The press tent was filled with journalists, writers, photographers and bloggers warming their hands on cups of tea before teasing apart soggy maps to work out where to go and get wet and muddy next. TV crews battled with soggy sound booms and tried to keep their presenters dry. Meanwhile designers tried hard not to notice the flowers being torn from their carefully cultivated plants as the judges approached in their sou’westers, clutching slippery clipboards and damp score cards. Hats off to Alan Titchmarsh for being the best dressed man I have ever seen in wet weather gear and to Raymond Blanc for ignoring the weather entirely and donning a black suit, white shirt and smart shoes. Mary Berry, who would look glamorous after 5 days at Glastonbury, kept standards up for the ladies.

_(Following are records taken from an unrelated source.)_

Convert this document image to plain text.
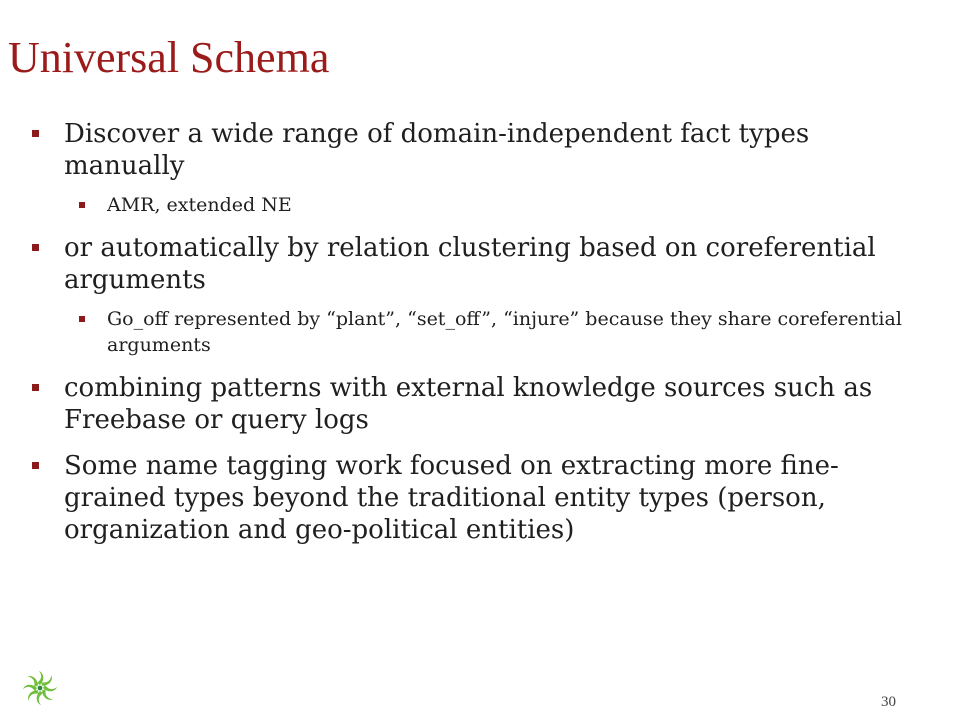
Universal Schema
Discover a wide range of domain-independent fact types manually
AMR, extended NE
or automatically by relation clustering based on coreferential arguments
Go_off represented by “plant”, “set_off”, “injure” because they share coreferential arguments
combining patterns with external knowledge sources such as Freebase or query logs
Some name tagging work focused on extracting more fine-grained types beyond the traditional entity types (person, organization and geo-political entities)
30
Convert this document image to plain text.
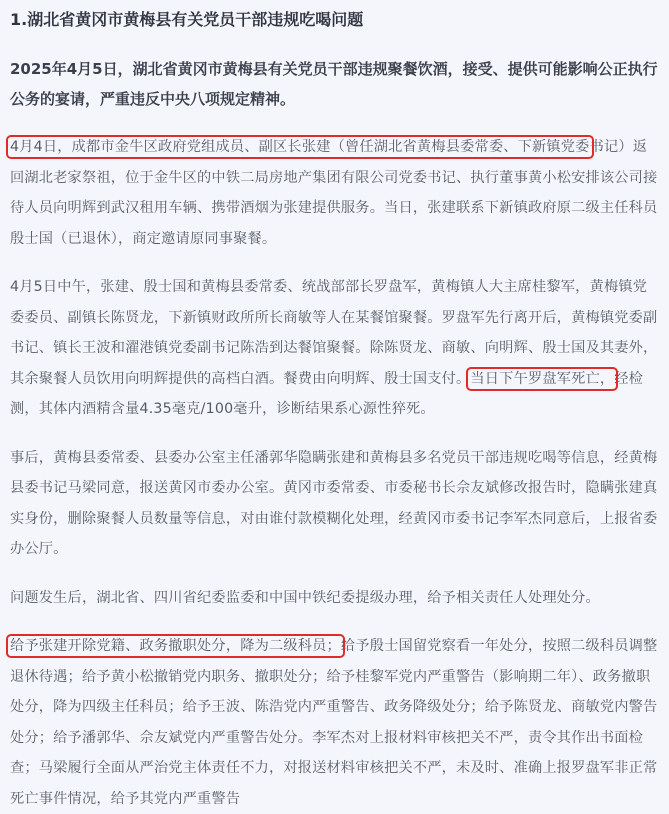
1.湖北省黄冈市黄梅县有关党员干部违规吃喝问题

2025年4月5日，湖北省黄冈市黄梅县有关党员干部违规聚餐饮酒，接受、提供可能影响公正执行公务的宴请，严重违反中央八项规定精神。

4月4日，成都市金牛区政府党组成员、副区长张建（曾任湖北省黄梅县委常委、下新镇党委书记）返回湖北老家祭祖，位于金牛区的中铁二局房地产集团有限公司党委书记、执行董事黄小松安排该公司接待人员向明辉到武汉租用车辆、携带酒烟为张建提供服务。当日，张建联系下新镇政府原二级主任科员殷士国（已退休），商定邀请原同事聚餐。

4月5日中午，张建、殷士国和黄梅县委常委、统战部部长罗盘军，黄梅镇人大主席桂黎军，黄梅镇党委委员、副镇长陈贤龙，下新镇财政所所长商敏等人在某餐馆聚餐。罗盘军先行离开后，黄梅镇党委副书记、镇长王波和濯港镇党委副书记陈浩到达餐馆聚餐。除陈贤龙、商敏、向明辉、殷士国及其妻外，其余聚餐人员饮用向明辉提供的高档白酒。餐费由向明辉、殷士国支付。当日下午罗盘军死亡，经检测，其体内酒精含量4.35毫克/100毫升，诊断结果系心源性猝死。

事后，黄梅县委常委、县委办公室主任潘郭华隐瞒张建和黄梅县多名党员干部违规吃喝等信息，经黄梅县委书记马梁同意，报送黄冈市委办公室。黄冈市委常委、市委秘书长佘友斌修改报告时，隐瞒张建真实身份，删除聚餐人员数量等信息，对由谁付款模糊化处理，经黄冈市委书记李军杰同意后，上报省委办公厅。

问题发生后，湖北省、四川省纪委监委和中国中铁纪委提级办理，给予相关责任人处理处分。

给予张建开除党籍、政务撤职处分，降为二级科员；给予殷士国留党察看一年处分，按照二级科员调整退休待遇；给予黄小松撤销党内职务、撤职处分；给予桂黎军党内严重警告（影响期二年）、政务撤职处分，降为四级主任科员；给予王波、陈浩党内严重警告、政务降级处分；给予陈贤龙、商敏党内警告处分；给予潘郭华、佘友斌党内严重警告处分。李军杰对上报材料审核把关不严，责令其作出书面检查；马梁履行全面从严治党主体责任不力，对报送材料审核把关不严，未及时、准确上报罗盘军非正常死亡事件情况，给予其党内严重警告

It’s all rather a pity as the setting for the new show, even in driving rain, is majestic. The layout that the RHS have adopted for Chatsworth is spacious, and should make for a relaxed event with lots of wonderful picnicking opportunities. As at Hampton Court, some of the gardens suffer from lack of adequate backdrop, which is the reason why I wish the RHS would invest in slightly less obtrusive structures and signage for their shows. Even in dim light the bright white pavilions and restaurants distract from what’s in front of them, and as a photographer they are a complete curse.

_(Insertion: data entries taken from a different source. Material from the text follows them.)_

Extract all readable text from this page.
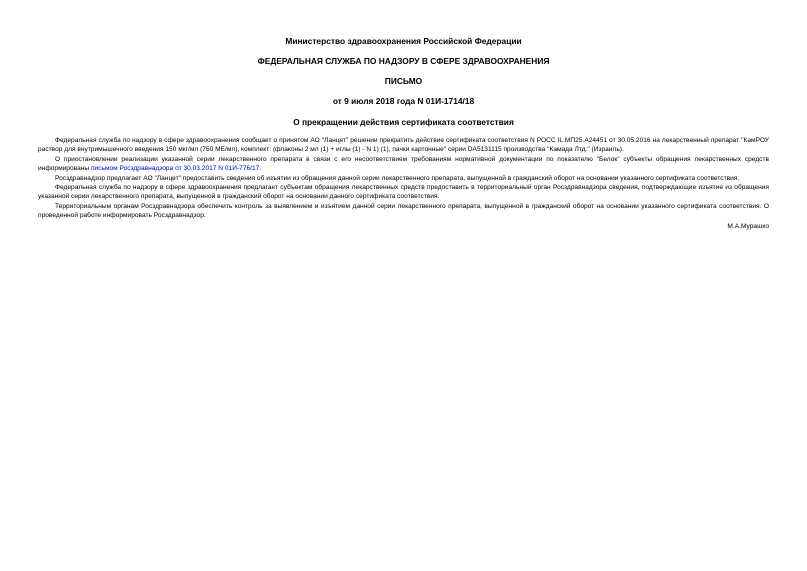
Министерство здравоохранения Российской Федерации
ФЕДЕРАЛЬНАЯ СЛУЖБА ПО НАДЗОРУ В СФЕРЕ ЗДРАВООХРАНЕНИЯ
ПИСЬМО
от 9 июля 2018 года N 01И-1714/18
О прекращении действия сертификата соответствия

Федеральная служба по надзору в сфере здравоохранения сообщает о принятом АО "Ланцет" решении прекратить действие сертификата соответствия N РОСС IL.МП25.А24451 от 30.05.2016 на лекарственный препарат "КамРОУ раствор для внутримышечного введения 150 мкг/мл (750 МЕ/мл), комплект: (флаконы 2 мл (1) + иглы (1) - N 1) (1), пачки картонные" серии DA5131115 производства "Камада Лтд." (Израиль).

О приостановлении реализации указанной серии лекарственного препарата в связи с его несоответствием требованиям нормативной документации по показателю "Белок" субъекты обращения лекарственных средств информированы письмом Росздравнадзора от 30.03.2017 N 01И-776/17.

Росздравнадзор предлагает АО "Ланцет" предоставить сведения об изъятии из обращения данной серии лекарственного препарата, выпущенной в гражданский оборот на основании указанного сертификата соответствия.

Федеральная служба по надзору в сфере здравоохранения предлагает субъектам обращения лекарственных средств предоставить в территориальный орган Росздравнадзора сведения, подтверждающие изъятие из обращения указанной серии лекарственного препарата, выпущенной в гражданский оборот на основании данного сертификата соответствия.

Территориальным органам Росздравнадзора обеспечить контроль за выявлением и изъятием данной серии лекарственного препарата, выпущенной в гражданский оборот на основании указанного сертификата соответствия. О проведенной работе информировать Росздравнадзор.

М.А.Мурашко
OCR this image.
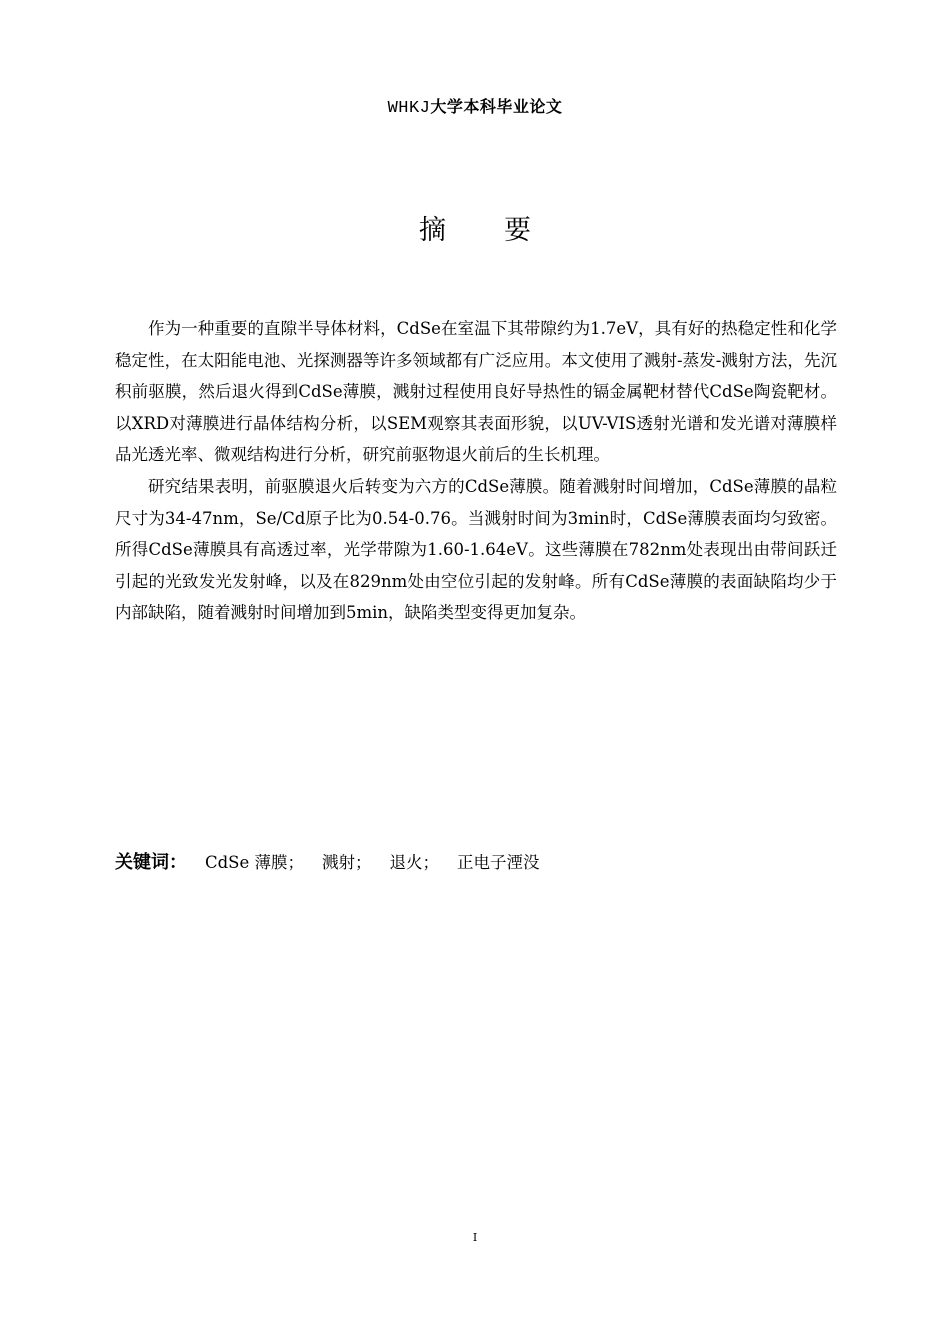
WHKJ大学本科毕业论文
摘要

作为一种重要的直隙半导体材料，CdSe在室温下其带隙约为1.7eV，具有好的热稳定性和化学稳定性，在太阳能电池、光探测器等许多领域都有广泛应用。本文使用了溅射-蒸发-溅射方法，先沉积前驱膜，然后退火得到CdSe薄膜，溅射过程使用良好导热性的镉金属靶材替代CdSe陶瓷靶材。以XRD对薄膜进行晶体结构分析，以SEM观察其表面形貌，以UV-VIS透射光谱和发光谱对薄膜样品光透光率、微观结构进行分析，研究前驱物退火前后的生长机理。

研究结果表明，前驱膜退火后转变为六方的CdSe薄膜。随着溅射时间增加，CdSe薄膜的晶粒尺寸为34-47nm，Se/Cd原子比为0.54-0.76。当溅射时间为3min时，CdSe薄膜表面均匀致密。所得CdSe薄膜具有高透过率，光学带隙为1.60-1.64eV。这些薄膜在782nm处表现出由带间跃迁引起的光致发光发射峰，以及在829nm处由空位引起的发射峰。所有CdSe薄膜的表面缺陷均少于内部缺陷，随着溅射时间增加到5min，缺陷类型变得更加复杂。

关键词： CdSe 薄膜； 溅射； 退火； 正电子湮没
I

I had three favourite gardens, about which I shall share more when I’ve downloaded all my photographs. They were Sam Ovens’ Wedgwood Garden: A Classic Re-imagined Garden, which was standing up to the elements remarkably well; Neil Sutcliffe’s Cruse Bereavement Care: ‘A Time for Everything’ and Lee Bestall’s Experience Peak District and Derbyshire Garden. Others, such as the Brewin Dolphin Garden by Jo Thompson and the Agriframes Garden by Melinda Thomas and Fleur Porter, has very much suffered the brunt of the weather and might perk up later in the week.
I’ll be returning tomorrow when I hope the wind might have died down sufficiently for me to enjoy a peak inside the two floral marquees. In the meantime, spare a thought for these dancers, braving the elements to launch the Brewin Dolphin garden at 10am this morning. TFG.